First: Can Santorum make the case that RomneyCare is a disqualifier? His communications director yesterday sent out a release arguing: “As Governor Tim Pawlenty so aptly said, RomneyCare should be called ObamneyCare. Everyone knows that Governor Romney’s top-down, government-run mandated health insurance plan was the basis of ObamaCare. Oddly enough, the only accomplishment that Gov. Romney points to and actually defends during his tenure as Governor — is the most liberal, the most intrusive and unconstitutional.” He continued: “In fact, the only area that conservatives would appreciate Romney flip-flopping on would be Romneycare. So why he doubles down on this liberal accomplishment instead of just flip-flopping as usual is beyond me. We’re all looking for Gov. Romney to finally have firm conviction on something, but it’s pretty telling that he picks Romneycare.”

Romney would, of course, dispute that this is his only accomplishment (and no one has yet made a serious case that RomneyCare, a state measure, is unconstitutional), but the real issue is whether voters who practically all know that RomneyCare contained an individual mandate will now turn against him because of it. So far, RomneyCare has not been the silver bullet Romney’s opponents believed it to be, in large part because the economy became the central issue in the race.

There is reason to believe that the mere existence of RomneyCare will not in and of itself bring down the front-runner. If Santorum, however, can make the larger point that Romney will not pursue conservative initiatives or will compromise too readily with Democrats, he may be able to raise more doubts about Romney among conservative and very conservative voters.

Second: Can Santorum convince Republican voters he can actually win the nomination? In the most recent Washington Post-ABC News poll not even 1 percent of GOP voters think Santorum will be the nominee. If he is to change that perception he will need to start winning contests, and deliver speeches and conduct interviews in which he projects confidence, optimism (about his own prospects and the country’s) and command of the issues. He’s got to do this in a likeable way, which means he can’t spend all his time savaging his opponent.

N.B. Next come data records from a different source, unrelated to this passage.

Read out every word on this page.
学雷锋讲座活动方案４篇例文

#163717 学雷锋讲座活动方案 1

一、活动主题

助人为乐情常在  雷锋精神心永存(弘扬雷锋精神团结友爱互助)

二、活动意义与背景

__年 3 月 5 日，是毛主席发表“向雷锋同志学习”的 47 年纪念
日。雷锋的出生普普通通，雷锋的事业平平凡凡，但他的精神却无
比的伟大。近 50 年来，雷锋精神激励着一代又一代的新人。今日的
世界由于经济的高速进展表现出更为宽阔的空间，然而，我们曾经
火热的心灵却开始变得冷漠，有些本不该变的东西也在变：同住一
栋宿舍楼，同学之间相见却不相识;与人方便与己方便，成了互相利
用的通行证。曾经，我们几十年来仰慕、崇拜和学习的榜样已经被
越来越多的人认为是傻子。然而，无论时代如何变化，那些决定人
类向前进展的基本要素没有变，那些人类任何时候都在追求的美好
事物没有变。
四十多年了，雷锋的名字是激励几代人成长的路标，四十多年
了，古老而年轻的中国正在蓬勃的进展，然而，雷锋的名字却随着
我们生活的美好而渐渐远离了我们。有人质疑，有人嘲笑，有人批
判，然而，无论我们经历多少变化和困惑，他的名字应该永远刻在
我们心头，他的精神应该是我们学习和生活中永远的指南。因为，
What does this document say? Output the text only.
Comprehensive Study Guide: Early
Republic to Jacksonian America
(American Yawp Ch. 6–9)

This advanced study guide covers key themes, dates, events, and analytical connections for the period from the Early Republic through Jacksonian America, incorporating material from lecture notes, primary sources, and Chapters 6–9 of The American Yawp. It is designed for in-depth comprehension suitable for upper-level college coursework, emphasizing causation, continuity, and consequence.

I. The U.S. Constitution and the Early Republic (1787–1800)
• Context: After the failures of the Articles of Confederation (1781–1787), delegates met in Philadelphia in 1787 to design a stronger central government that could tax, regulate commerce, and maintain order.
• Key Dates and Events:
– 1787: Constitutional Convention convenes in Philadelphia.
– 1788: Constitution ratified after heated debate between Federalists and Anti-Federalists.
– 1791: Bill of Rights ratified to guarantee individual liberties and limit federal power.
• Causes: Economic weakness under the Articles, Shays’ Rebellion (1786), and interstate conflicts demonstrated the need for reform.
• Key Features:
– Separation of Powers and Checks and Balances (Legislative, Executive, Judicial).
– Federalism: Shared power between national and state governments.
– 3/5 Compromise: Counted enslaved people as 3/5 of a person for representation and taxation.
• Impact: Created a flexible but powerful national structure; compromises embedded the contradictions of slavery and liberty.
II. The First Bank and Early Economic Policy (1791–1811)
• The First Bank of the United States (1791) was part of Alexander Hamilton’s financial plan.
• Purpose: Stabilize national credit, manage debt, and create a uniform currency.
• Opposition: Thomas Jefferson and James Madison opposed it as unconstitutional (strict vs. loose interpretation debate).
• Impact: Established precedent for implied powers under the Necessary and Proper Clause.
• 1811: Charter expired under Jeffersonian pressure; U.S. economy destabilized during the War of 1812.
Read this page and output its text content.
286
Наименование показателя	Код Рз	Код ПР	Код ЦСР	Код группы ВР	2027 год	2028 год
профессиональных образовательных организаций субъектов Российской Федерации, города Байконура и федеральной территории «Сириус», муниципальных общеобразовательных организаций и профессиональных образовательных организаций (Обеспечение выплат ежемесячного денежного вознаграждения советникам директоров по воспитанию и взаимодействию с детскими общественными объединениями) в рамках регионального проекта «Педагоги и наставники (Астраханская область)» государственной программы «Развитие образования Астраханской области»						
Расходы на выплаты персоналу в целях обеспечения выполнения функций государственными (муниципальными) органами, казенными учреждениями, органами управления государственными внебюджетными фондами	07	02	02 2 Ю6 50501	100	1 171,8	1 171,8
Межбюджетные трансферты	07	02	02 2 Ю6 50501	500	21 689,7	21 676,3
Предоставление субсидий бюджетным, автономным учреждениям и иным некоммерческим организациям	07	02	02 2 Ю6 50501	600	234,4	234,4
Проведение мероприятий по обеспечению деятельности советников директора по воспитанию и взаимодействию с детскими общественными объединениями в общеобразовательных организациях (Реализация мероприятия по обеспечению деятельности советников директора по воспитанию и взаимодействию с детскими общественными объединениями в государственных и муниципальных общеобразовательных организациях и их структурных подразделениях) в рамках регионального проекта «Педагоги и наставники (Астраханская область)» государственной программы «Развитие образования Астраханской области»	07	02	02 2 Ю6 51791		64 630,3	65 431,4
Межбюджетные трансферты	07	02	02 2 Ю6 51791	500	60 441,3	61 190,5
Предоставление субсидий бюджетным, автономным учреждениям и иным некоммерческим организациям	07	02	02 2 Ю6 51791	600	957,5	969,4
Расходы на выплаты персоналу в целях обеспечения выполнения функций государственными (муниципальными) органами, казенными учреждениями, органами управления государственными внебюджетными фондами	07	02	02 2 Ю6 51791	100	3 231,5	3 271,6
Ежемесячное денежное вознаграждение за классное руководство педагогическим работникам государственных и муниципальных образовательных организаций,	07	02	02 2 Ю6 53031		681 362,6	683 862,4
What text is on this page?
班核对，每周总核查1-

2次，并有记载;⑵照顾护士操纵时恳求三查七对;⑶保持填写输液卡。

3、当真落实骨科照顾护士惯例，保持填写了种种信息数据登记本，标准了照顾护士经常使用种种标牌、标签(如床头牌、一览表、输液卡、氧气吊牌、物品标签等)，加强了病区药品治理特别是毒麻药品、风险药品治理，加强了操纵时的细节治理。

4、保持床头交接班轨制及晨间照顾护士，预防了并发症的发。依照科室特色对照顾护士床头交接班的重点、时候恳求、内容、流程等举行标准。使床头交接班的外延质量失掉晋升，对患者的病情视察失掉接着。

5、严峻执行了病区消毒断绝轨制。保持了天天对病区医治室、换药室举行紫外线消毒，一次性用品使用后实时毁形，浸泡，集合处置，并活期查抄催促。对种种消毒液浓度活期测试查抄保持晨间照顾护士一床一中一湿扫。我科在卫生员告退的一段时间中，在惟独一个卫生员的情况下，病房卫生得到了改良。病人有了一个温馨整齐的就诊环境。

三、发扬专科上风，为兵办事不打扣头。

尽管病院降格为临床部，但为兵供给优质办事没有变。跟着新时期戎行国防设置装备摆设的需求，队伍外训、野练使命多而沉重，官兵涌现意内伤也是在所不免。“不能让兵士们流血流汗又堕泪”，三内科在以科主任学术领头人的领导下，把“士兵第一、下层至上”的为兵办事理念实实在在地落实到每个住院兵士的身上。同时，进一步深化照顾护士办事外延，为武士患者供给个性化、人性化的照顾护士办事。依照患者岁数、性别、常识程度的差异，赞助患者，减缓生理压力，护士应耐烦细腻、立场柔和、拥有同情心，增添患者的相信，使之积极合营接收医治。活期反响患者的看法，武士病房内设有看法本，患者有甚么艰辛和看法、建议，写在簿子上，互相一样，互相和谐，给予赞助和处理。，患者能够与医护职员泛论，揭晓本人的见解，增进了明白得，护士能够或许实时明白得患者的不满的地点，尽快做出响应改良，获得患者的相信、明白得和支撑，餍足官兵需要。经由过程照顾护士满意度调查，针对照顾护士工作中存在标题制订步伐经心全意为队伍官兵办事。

Third: Can Santorum overcome Romney’s advantages in money and organization? As the race spreads out to multiple states, some of which are in expensive media markets, Santorum will have to fund paid ads and work to get positive earned media coverage. He’ll need to put out a get-out-the-vote operation and find some effective surrogates. He won’t have the benefit of a debate until late this month. And if Romney sweeps most of the races on Super Tuesday, it’s quite possible he’ll severely limit the number of debates, thereby depriving Santorum of critical visibility.

Fourth: Can Santorum convince Republican primary voters that he is more than “just a social conservative”? Many, if not most, primary voters haven’t heard him lay out his economic agenda, don’t know how he proposes to cut spending and aren’t familiar with his tax plan. He may feel as though he’s explained all that hundreds of times, but with each new group of states there are voters who are focusing on the race seriously for the first time. And many voters who have been tuned in really didn’t focus on Santorum. Unless they understand Santorum’s economic message, like it more than Romney’s and are convinced it is an effective contrast to President Obama’s vision, he’ll have a hard time weaning voters from Romney. So long as GOP voters are under the impression that he cares most about and knows most about social issues, he’ll have a hard time convincing them that he can effectively go up against Obama in an election focused on the economy.

And finally: Can Santorum deflect the argument that he’s a “big-government conservative,”that is, not the consistent conservative he claims to be? There are certainly some clunkers in his record from the point of view of conservatives: votes for Medicare Part D and No Child Left behind and opposition to right-to-work legislation. He’ll need a credible and forceful explanation for why those positions shouldn’t be held against him or aren’t critical to evaluating his candidacy.

This sounds like a lot. And it is. The right made a critical error in not recognizing Santorum’s strengths earlier in the race. But time is not his greatest enemy, and it’s not useful for him to dwell on why conservative pundits went chasing after defective contenders. What he now has to do is grow in stature, project himself as Romney’s equal and convince conservatives that they can not only improve their chances of winning back the White House but also get a more consistent conservative if they jump from the Romney ship.

It’s not an easy task, but the good news for Santorum is that the Republican electorate seems especially susceptible to impressive debate performance, feisty rhetoric and bold attacks on Obama. Santorum will need to do all that and more. But if anyone in the GOP field (past or present) can do it, Santorum’s the guy.